TRIBUNNEWS.COM, JAKARTA - Komisi I DPR membantah adanya dugaan maladministrasi seleksi pemilihan calon anggota Komisi Penyiaran Indonesia (KPI) Pusat periode 2019-2022.
Wakil Ketua Komisi I DPR, Satya Widya Yudha mengatakan laporan dugaan maladministrasi dari Ombudsman tidak bisa dijadikan acuan hukum yang kuat.
Dia menyebut dugaan itu hanya didasari keobocoran nama-nama calon anggota KPI lewat grup media sosial.
Sehingga tidak dapat dijadikan sebagai bukti-bukti administrasi, sebagaimana yang telah diatur apabila ada pelanggaran.
"Sebetulnya Ombudsman setelah melakukan evaluasi yang saya dengar, ternyata tidak ada hal yang menyimpang tidak ada proses yang ditutup-tutupi ya apalagi Ombudsman sendiri waktu itu mengaku bahwa temuannya berdasarkan pemberitaan di whatsapp grup," katanya di Kompleks Parlemen, Senayan, Jakarta, Selasa (9/7/2019).
"Jadi kan tidak bisa dijadikan acuan. Jadi kan kita selalu mengacu kepada bukti-bukti administrasi apabila ada pelanggaran, pasti akan kita perbaiki atau kita declare kepada Ombudsman. Jadi Whatsapp Grup tidak bisa dijadikan acuan hukum," imbuhnya.
Baca: Meski Diduga Ada Maladministrasi, DPR Tetap Lanjutkan Fit and Proper Test Calon Anggota KPI
Ia pun menepis kebocoran nama-nama itu, berasal dari pansel ataupun DPR.
Ia menjelaskan, bila kebocoran yang dapat diproses hanyalah kebocoran resmi yang mencantumkan nomor kop surat lengkap.
Ia meminta Ombudsman untuk lebih berhati-hati dalam memverifikasi temuan, terlebih temuan tersebut hanya berasal dari grup media sosial.
"Itu kan bukan datang dari kita (kebocoran), kan susah. Jadi sebetulnya bukan kebocoran, kalau dikatakan kebocoran resmi itu apabila atau surat resmi bernomor difoto dan langsung di distribusikan ke whatsapp grup itu pun nanti Ombudsman masih memverifikasi betul atau tidak surat nomor sekian. Ini cuma nama beredar dalam whatsapp dan dianggap sebagai temuan," jelasnya.

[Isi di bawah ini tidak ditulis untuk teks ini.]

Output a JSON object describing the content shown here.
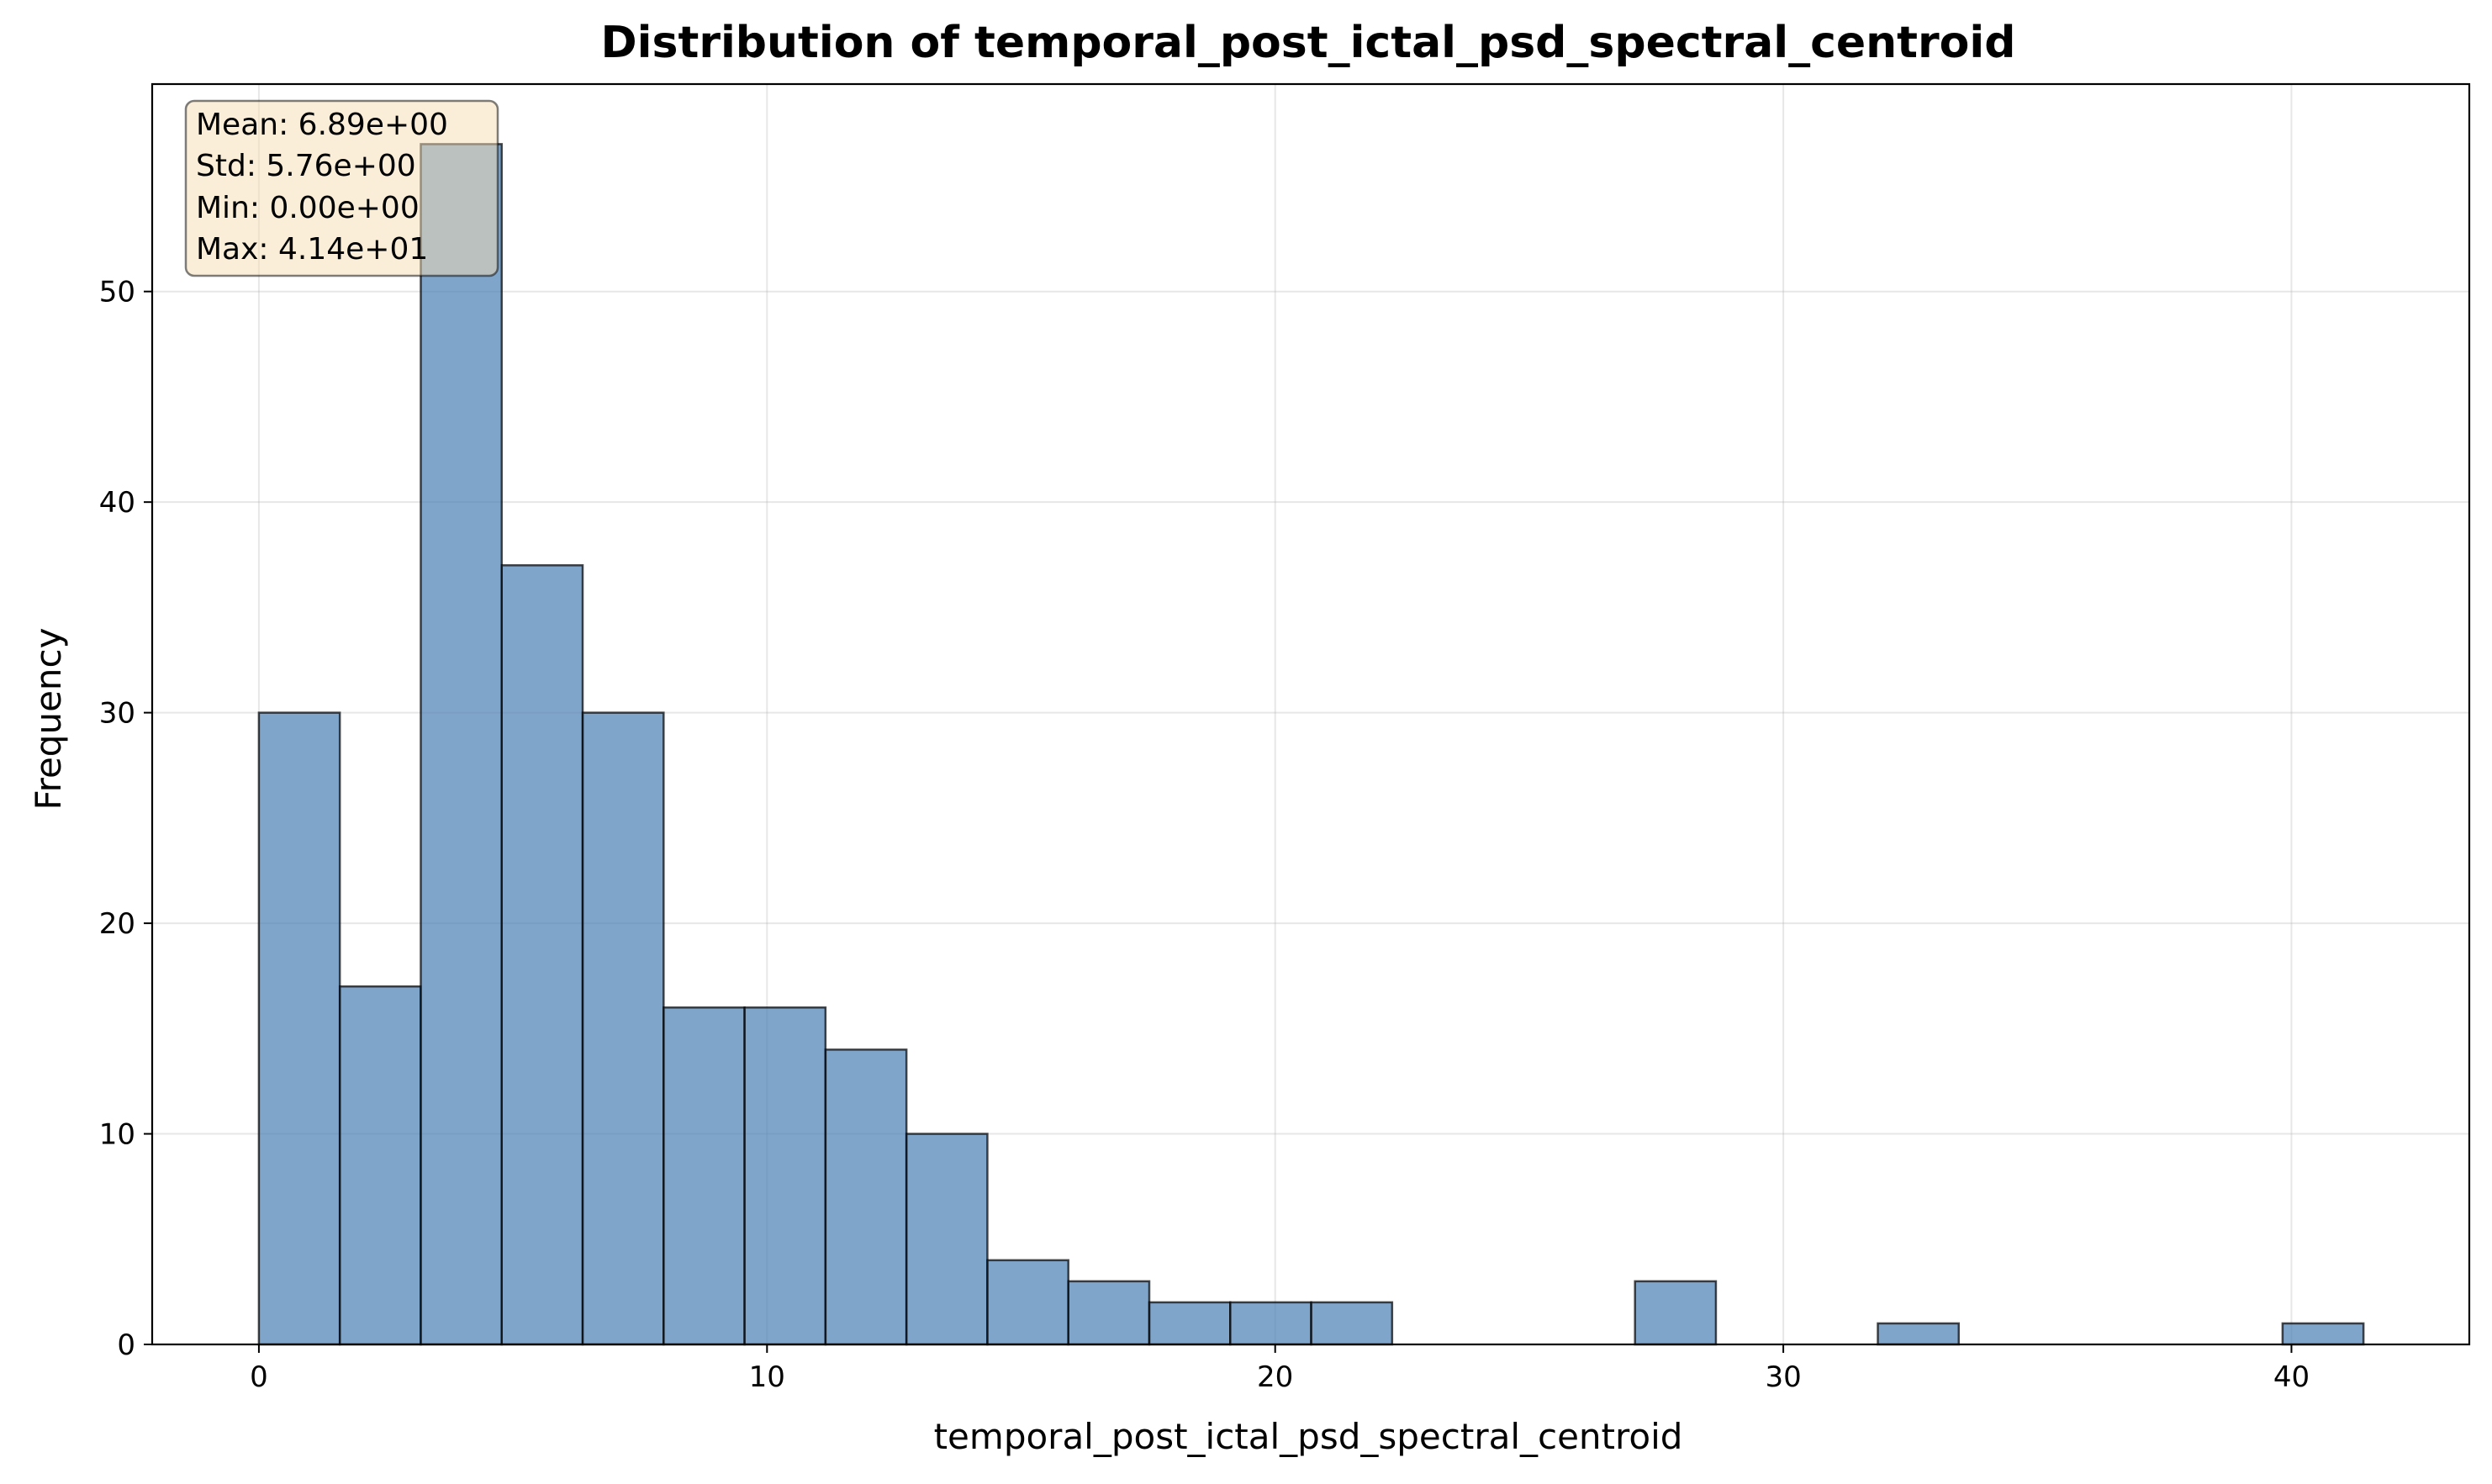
{
  "chart_data": {
    "type": "bar",
    "title": "Distribution of temporal_post_ictal_psd_spectral_centroid",
    "xlabel": "temporal_post_ictal_psd_spectral_centroid",
    "ylabel": "Frequency",
    "xlim": [
      -2.1,
      43.5
    ],
    "ylim": [
      0,
      59.85
    ],
    "x_ticks": [
      0,
      10,
      20,
      30,
      40
    ],
    "y_ticks": [
      0,
      10,
      20,
      30,
      40,
      50
    ],
    "grid": true,
    "bin_edges": [
      0.0,
      1.593,
      3.186,
      4.779,
      6.372,
      7.965,
      9.558,
      11.151,
      12.744,
      14.337,
      15.93,
      17.523,
      19.116,
      20.709,
      22.302,
      23.895,
      25.488,
      27.081,
      28.674,
      30.267,
      31.86,
      33.453,
      35.046,
      36.639,
      38.232,
      39.825,
      41.418
    ],
    "values": [
      30,
      17,
      57,
      37,
      30,
      16,
      16,
      14,
      10,
      4,
      3,
      2,
      2,
      2,
      0,
      0,
      0,
      3,
      0,
      0,
      1,
      0,
      0,
      0,
      0,
      1
    ],
    "bar_color": "#4a7fb5",
    "bar_edge_color": "#000000",
    "stats_box": {
      "lines": [
        "Mean: 6.89e+00",
        "Std: 5.76e+00",
        "Min: 0.00e+00",
        "Max: 4.14e+01"
      ],
      "background": "#f5deb3",
      "placement": "top-left"
    }
  }
}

"Kita juga mengimbau kepada ombudsman untuk berhati-hati, karena kalau acuannya whatsapp grup hari ini menurut saya menjadi hal yang tidak bisa dilakukan," sambungnya.
Satya menambahkan, dalam gelar uji fit and proper, 34 nama calon anggota komisioner KPI Pusat, akan menjalaninya di DPR hingga 10 Juli besok.
Ia merinci, 27 nama calon berasal dari hasil seleksi pansel, dan sisanya 7 nama berasal dari calon inkumben yang maju lagi di periode 2019-2022, lantaran belum dua kali menjabat sebagai komisioner KPI.
"Semua ada acuannya. Ada 27 ya kan, kenapa kita tambah menjadi 7 itu, karena peraturan KPI meminta bahwa incumbent tidak perlu melakukan proses administrasi tetapi bisa dicalonkan kembali, apabila masih belum dua kali maka kita tambah yang 7 itu khusus incumbent.
Kemudian 27 hasil dari pada pansel, dijumlah 34 kemudian kita tes ramai-ramai kan begitu," tandasnya.
Sebelumnya, Ombudsman RI mendatangi Komisi I DPR, untuk menyampaikan dugaan pelanggaran maladministrasi dalam proses seleksi calon anggota Komisi Penyiaran Indonesia (KPI) Pusat periode 2019-2022.
Anggota Ombudsman RI, Adrianus Meliala mengungkapkan pihaknya mendapat laporan dari masyarakat terkait dugaan kejanggalan hilangnya nama salah seorang calon anggota KPI dalam proses seleksi.
"Kami mendapat laporan dari masyarakat khususnya dalam hal ini adalah orang yang calon komisioner KPI yang namanya muncul dalam list dalam daftar 27 nama, tapi kemudian tidak muncul dalam daftar 34 nama," katanya ditemui di Gedung Nusantara II DPR RI, Senayan, Jakarta, Senin (8/7).